Мы поднимаемся к церкви Святого Михаила по извилистым улочкам, тут и там попадаются ступеньки, ведущие к морю. Улица Лонг напоминает мне Марсель и историю с беретом: тут точно так же развешивают бельё на окнах. Небольшая арка перекинута через улицу на высоте второго этажа.
Почти прямо под ней Анри толкает низенькую дверь. Лестница уходит вниз, ступени крутые и узкие.
– Не шумите, сделаем ему сюрприз.
Он поворачивает ключ в замке, и мы оказываемся в маленькой столовой; я вижу большой буфет в прованском стиле, круглый стол и три стула. Сквозь приоткрытую дверь спальни мы замечаем Альбера, который читает, лёжа на кровати.
– Я тебе гостей привёл.
Альбер удивлён:
– Что такое? Почему ты не в парикмахерской?
– Угадай, кто тут у меня?
Альбер по натуре не очень-то терпелив. Он вскакивает с постели и входит в столовую.

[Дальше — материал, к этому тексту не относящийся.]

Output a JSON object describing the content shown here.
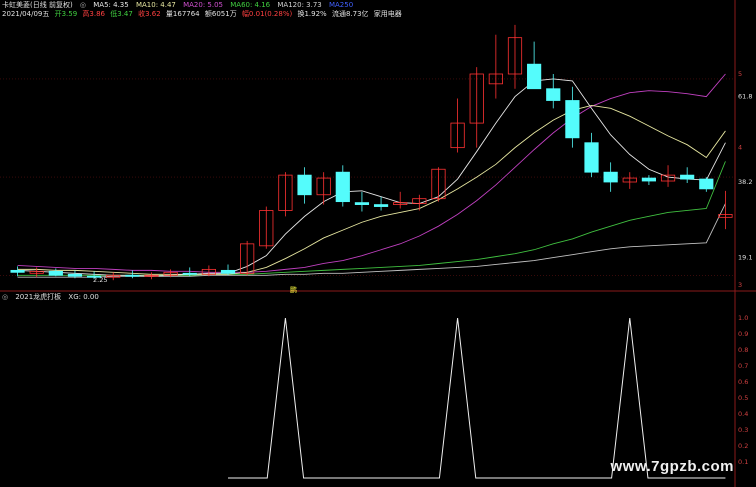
{
  "header": {
    "stock": "卡虹美菱(日线 前复权)",
    "ma5": "MA5: 4.35",
    "ma10": "MA10: 4.47",
    "ma20": "MA20: 5.05",
    "ma60": "MA60: 4.16",
    "ma120": "MA120: 3.73",
    "ma250": "MA250"
  },
  "info": {
    "date": "2021/04/09五",
    "open": "开3.59",
    "high": "高3.86",
    "low": "低3.47",
    "close": "收3.62",
    "volume": "量167764",
    "amount": "额6051万",
    "change": "幅0.01(0.28%)",
    "turnover": "换1.92%",
    "float": "流通8.73亿",
    "sector": "家用电器"
  },
  "indicator": {
    "name": "2021龙虎打板",
    "xg": "XG: 0.00"
  },
  "marker_label": "鹏",
  "low_label": "2.25",
  "price_axis": {
    "labels": [
      "5",
      "61.8",
      "4",
      "38.2",
      "19.1",
      "3"
    ]
  },
  "ind_axis": {
    "labels": [
      "1.0",
      "0.9",
      "0.8",
      "0.7",
      "0.6",
      "0.5",
      "0.4",
      "0.3",
      "0.2",
      "0.1"
    ]
  },
  "watermark": "www.7gpzb.com",
  "colors": {
    "up": "#ff3232",
    "down": "#54fcfc",
    "ma5": "#e6e6e6",
    "ma10": "#e6e6a0",
    "ma20": "#c040c0",
    "ma60": "#40c040",
    "ma120": "#c0c0c0",
    "ma250": "#4040ff"
  },
  "chart_data": {
    "type": "candlestick",
    "candles": [
      {
        "o": 3.05,
        "h": 3.09,
        "l": 2.99,
        "c": 3.03
      },
      {
        "o": 3.02,
        "h": 3.08,
        "l": 2.98,
        "c": 3.04
      },
      {
        "o": 3.04,
        "h": 3.07,
        "l": 2.99,
        "c": 3.0
      },
      {
        "o": 3.01,
        "h": 3.05,
        "l": 2.97,
        "c": 2.99
      },
      {
        "o": 2.99,
        "h": 3.04,
        "l": 2.96,
        "c": 2.98
      },
      {
        "o": 2.98,
        "h": 3.03,
        "l": 2.95,
        "c": 3.0
      },
      {
        "o": 3.0,
        "h": 3.05,
        "l": 2.97,
        "c": 2.99
      },
      {
        "o": 2.99,
        "h": 3.03,
        "l": 2.96,
        "c": 3.0
      },
      {
        "o": 3.0,
        "h": 3.06,
        "l": 2.98,
        "c": 3.03
      },
      {
        "o": 3.02,
        "h": 3.08,
        "l": 2.99,
        "c": 3.01
      },
      {
        "o": 3.01,
        "h": 3.1,
        "l": 2.99,
        "c": 3.06
      },
      {
        "o": 3.05,
        "h": 3.11,
        "l": 3.0,
        "c": 3.02
      },
      {
        "o": 3.02,
        "h": 3.35,
        "l": 3.0,
        "c": 3.32
      },
      {
        "o": 3.3,
        "h": 3.7,
        "l": 3.27,
        "c": 3.66
      },
      {
        "o": 3.66,
        "h": 4.05,
        "l": 3.6,
        "c": 4.02
      },
      {
        "o": 4.02,
        "h": 4.1,
        "l": 3.73,
        "c": 3.82
      },
      {
        "o": 3.82,
        "h": 4.05,
        "l": 3.72,
        "c": 3.99
      },
      {
        "o": 4.05,
        "h": 4.12,
        "l": 3.7,
        "c": 3.75
      },
      {
        "o": 3.74,
        "h": 3.85,
        "l": 3.65,
        "c": 3.72
      },
      {
        "o": 3.72,
        "h": 3.8,
        "l": 3.66,
        "c": 3.7
      },
      {
        "o": 3.72,
        "h": 3.85,
        "l": 3.68,
        "c": 3.74
      },
      {
        "o": 3.73,
        "h": 3.82,
        "l": 3.66,
        "c": 3.78
      },
      {
        "o": 3.78,
        "h": 4.1,
        "l": 3.75,
        "c": 4.08
      },
      {
        "o": 4.3,
        "h": 4.8,
        "l": 4.25,
        "c": 4.55
      },
      {
        "o": 4.55,
        "h": 5.12,
        "l": 4.3,
        "c": 5.05
      },
      {
        "o": 4.95,
        "h": 5.45,
        "l": 4.8,
        "c": 5.05
      },
      {
        "o": 5.05,
        "h": 5.55,
        "l": 4.9,
        "c": 5.42
      },
      {
        "o": 5.15,
        "h": 5.38,
        "l": 4.95,
        "c": 4.9
      },
      {
        "o": 4.9,
        "h": 5.05,
        "l": 4.7,
        "c": 4.78
      },
      {
        "o": 4.78,
        "h": 4.92,
        "l": 4.3,
        "c": 4.4
      },
      {
        "o": 4.35,
        "h": 4.45,
        "l": 4.0,
        "c": 4.05
      },
      {
        "o": 4.05,
        "h": 4.15,
        "l": 3.85,
        "c": 3.95
      },
      {
        "o": 3.95,
        "h": 4.05,
        "l": 3.88,
        "c": 3.99
      },
      {
        "o": 3.99,
        "h": 4.02,
        "l": 3.92,
        "c": 3.96
      },
      {
        "o": 3.96,
        "h": 4.12,
        "l": 3.9,
        "c": 4.02
      },
      {
        "o": 4.02,
        "h": 4.1,
        "l": 3.94,
        "c": 3.98
      },
      {
        "o": 3.98,
        "h": 4.0,
        "l": 3.85,
        "c": 3.88
      },
      {
        "o": 3.59,
        "h": 3.86,
        "l": 3.47,
        "c": 3.62
      }
    ],
    "skip_gaps": [
      31
    ],
    "y_range": [
      2.85,
      5.6
    ],
    "ma5": [
      3.05,
      3.04,
      3.03,
      3.02,
      3.01,
      3.0,
      3.0,
      2.99,
      3.0,
      3.01,
      3.02,
      3.02,
      3.09,
      3.2,
      3.42,
      3.6,
      3.75,
      3.85,
      3.86,
      3.8,
      3.74,
      3.73,
      3.8,
      3.98,
      4.26,
      4.55,
      4.82,
      4.98,
      5.0,
      4.98,
      4.7,
      4.43,
      4.23,
      4.08,
      4.0,
      3.98,
      3.97,
      4.35
    ],
    "ma10": [
      3.06,
      3.06,
      3.05,
      3.05,
      3.04,
      3.03,
      3.02,
      3.01,
      3.01,
      3.01,
      3.01,
      3.01,
      3.03,
      3.08,
      3.17,
      3.27,
      3.38,
      3.46,
      3.54,
      3.6,
      3.64,
      3.68,
      3.77,
      3.88,
      4.0,
      4.13,
      4.3,
      4.45,
      4.58,
      4.68,
      4.73,
      4.7,
      4.62,
      4.52,
      4.42,
      4.33,
      4.2,
      4.47
    ],
    "ma20": [
      3.1,
      3.09,
      3.08,
      3.07,
      3.07,
      3.06,
      3.05,
      3.05,
      3.04,
      3.04,
      3.03,
      3.03,
      3.03,
      3.04,
      3.06,
      3.08,
      3.12,
      3.15,
      3.2,
      3.26,
      3.32,
      3.4,
      3.5,
      3.62,
      3.76,
      3.92,
      4.1,
      4.28,
      4.45,
      4.6,
      4.72,
      4.8,
      4.86,
      4.88,
      4.87,
      4.85,
      4.82,
      5.05
    ],
    "ma60": [
      3.0,
      3.0,
      3.0,
      3.0,
      3.0,
      3.0,
      3.0,
      3.0,
      3.0,
      3.0,
      3.01,
      3.01,
      3.01,
      3.02,
      3.03,
      3.04,
      3.05,
      3.06,
      3.07,
      3.08,
      3.09,
      3.1,
      3.12,
      3.14,
      3.16,
      3.19,
      3.22,
      3.26,
      3.32,
      3.37,
      3.44,
      3.5,
      3.56,
      3.6,
      3.64,
      3.66,
      3.68,
      4.16
    ],
    "ma120": [
      2.98,
      2.98,
      2.98,
      2.98,
      2.98,
      2.99,
      2.99,
      2.99,
      2.99,
      2.99,
      3.0,
      3.0,
      3.0,
      3.0,
      3.01,
      3.01,
      3.02,
      3.02,
      3.03,
      3.04,
      3.05,
      3.06,
      3.07,
      3.08,
      3.09,
      3.11,
      3.13,
      3.15,
      3.18,
      3.21,
      3.24,
      3.27,
      3.29,
      3.3,
      3.31,
      3.32,
      3.33,
      3.73
    ],
    "indicator": {
      "values": [
        0,
        0,
        0,
        0,
        0,
        0,
        0,
        0,
        0,
        0,
        0,
        0,
        0,
        0,
        1,
        0,
        0,
        0,
        0,
        0,
        0,
        0,
        0,
        1,
        0,
        0,
        0,
        0,
        0,
        0,
        0,
        0,
        1,
        0,
        0,
        0,
        0,
        0
      ],
      "ylim": [
        0,
        1.1
      ]
    }
  }
}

– О, о, – говорит он, – да это же шпана!
Мы бросились ему на шею, мы все были счастливы, семья снова собиралась вместе.
Они поставили перед нами на стол лимонад, хлеб и шоколад. Когда я подивился такой невиданной роскоши, Анри объяснил, что с помощью некоторых манёвров тут можно было неплохо жить.
Мы рассказали им о наших приключениях с самого начала. Братья всё не могли наслушаться, и пять минут, на которые отпросился Анри, скоро превратились в целый час.